Tuesday, June 02, 2009

I am the future. And the future rejects Twitter.



I don’t understand the Twitter. Yeah, I have an account and I’ve spent a solid week trying to unearth its appeal, usefulness, or really any redeeming quality.

What’s with the character limit? You are not the boss of my characters, Twictators!

What’s with all the following? Why can’t you people add some value instead of always sucking the lifeblood out of me? “What I’m doing” is highly confidential and not open for public forums, let alone debate. I refuse to be compromised by your perverse voyeurism.

Have you even read their Terms of Service? Apparently Twitter rejects those under the age of 13. I take issue with this. On rare occasions, those under the age of 13, particularly those around the ages of 2–4 say some truly funny shit that should be captured in a short-character forum like the Twitter. I will fight for the rights of this voiceless minority.

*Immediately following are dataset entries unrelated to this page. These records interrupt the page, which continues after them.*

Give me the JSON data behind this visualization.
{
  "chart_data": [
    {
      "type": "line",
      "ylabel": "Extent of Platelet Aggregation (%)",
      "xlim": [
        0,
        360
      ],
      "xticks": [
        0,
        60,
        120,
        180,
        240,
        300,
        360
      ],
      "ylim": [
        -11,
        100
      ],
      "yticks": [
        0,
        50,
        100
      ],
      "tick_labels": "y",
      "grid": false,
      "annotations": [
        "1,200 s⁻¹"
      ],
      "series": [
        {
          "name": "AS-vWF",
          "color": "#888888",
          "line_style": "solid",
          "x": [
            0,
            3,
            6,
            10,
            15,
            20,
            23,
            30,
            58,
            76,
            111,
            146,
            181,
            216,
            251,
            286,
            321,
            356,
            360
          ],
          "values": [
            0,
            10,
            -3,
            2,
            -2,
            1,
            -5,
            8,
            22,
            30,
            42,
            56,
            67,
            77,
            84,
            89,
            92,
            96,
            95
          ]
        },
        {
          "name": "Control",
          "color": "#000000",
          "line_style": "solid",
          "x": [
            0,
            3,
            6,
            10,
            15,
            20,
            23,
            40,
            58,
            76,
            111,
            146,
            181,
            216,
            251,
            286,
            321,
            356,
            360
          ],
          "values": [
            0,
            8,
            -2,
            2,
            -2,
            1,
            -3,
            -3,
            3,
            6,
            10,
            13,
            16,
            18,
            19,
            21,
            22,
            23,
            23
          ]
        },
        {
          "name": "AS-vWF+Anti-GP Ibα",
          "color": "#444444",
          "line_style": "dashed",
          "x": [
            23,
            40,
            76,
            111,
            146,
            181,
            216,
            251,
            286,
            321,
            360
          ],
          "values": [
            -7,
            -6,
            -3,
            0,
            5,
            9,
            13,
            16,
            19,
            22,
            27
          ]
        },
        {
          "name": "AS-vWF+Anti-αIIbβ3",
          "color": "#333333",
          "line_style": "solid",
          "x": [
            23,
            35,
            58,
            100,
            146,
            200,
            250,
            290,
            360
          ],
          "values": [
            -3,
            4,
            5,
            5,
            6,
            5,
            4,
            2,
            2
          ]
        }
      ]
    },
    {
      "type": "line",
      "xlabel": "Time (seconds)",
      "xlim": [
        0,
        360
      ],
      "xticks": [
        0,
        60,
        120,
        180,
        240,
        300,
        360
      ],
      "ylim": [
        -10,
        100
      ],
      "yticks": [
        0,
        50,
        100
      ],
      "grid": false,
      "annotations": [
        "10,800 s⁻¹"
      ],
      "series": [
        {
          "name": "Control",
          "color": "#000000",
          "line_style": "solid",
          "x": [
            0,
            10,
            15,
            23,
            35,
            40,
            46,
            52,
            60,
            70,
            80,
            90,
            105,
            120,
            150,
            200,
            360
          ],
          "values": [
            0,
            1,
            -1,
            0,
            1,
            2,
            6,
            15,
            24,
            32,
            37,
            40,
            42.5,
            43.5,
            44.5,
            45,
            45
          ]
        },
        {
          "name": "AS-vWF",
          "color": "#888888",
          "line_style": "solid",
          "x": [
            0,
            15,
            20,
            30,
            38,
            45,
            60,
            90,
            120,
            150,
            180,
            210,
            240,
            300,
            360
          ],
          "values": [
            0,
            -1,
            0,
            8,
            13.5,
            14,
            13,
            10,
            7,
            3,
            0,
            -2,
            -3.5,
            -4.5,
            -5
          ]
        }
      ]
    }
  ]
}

Therefore, as a result of my intensive research, I reject Twitter. I also reject its make-believe language:

-- tweet
-- Twitterati
-- Tweeters/tweeps
-- Twitterverse
-- Egotwistical
-- Puntwit
-- TwOOb

Et cetera. There’s even a Twictionary.

I feel sick.

It’s not often that the unwashed masses side against my very high-minded, super-informed opinion. But that seemed the case with the Twitter. Marketing wonks practically cream about Twitter, as do a bunch of celebrities and sports-type people. The more I heard about Twitter, the firmer my conviction that the great majority of Twitter is for the illiterate, attention-deficit, self-absorbed idiots (nay Twidiots) of the InterWeb. But why do so many people do the Twitter??? I cannot get my super intelligent head around it.

And then this came into my top secret inbox:
Despite the fact that 99% of Generation Y consumers (ages 18-24) report having an active profile on at least one online social networking site, only 22% of this same age group say they currently use Twitter, according to a study from the Participatory Marketing Network (PMN).
So there’s hope for the youth. Well, at least for 77% of you unwashed youthful masses.

I do like that tiny bird on a branch. The Twitter bird on a branch can stay. I am extremely benevolent to small creatures. I’d also like to extend some leniency to the folks behind the Twitter. After reading the About Us, FAQs, and Support, I’ve come to the conclusion that the Twitter employs emphatics and you know how I feel about emphatics. They are super excited about almost everything and so I cannot reject their enthusiasm and free-love-like use of the exclamation point, no matter how much I’d like to.

Wow, that was really generous of me.

To sum up, the bird can stay. The emphatics are pardoned. 22% of you are a total lost cause. I am still the future and the future which is me is awesome. And you are welcome.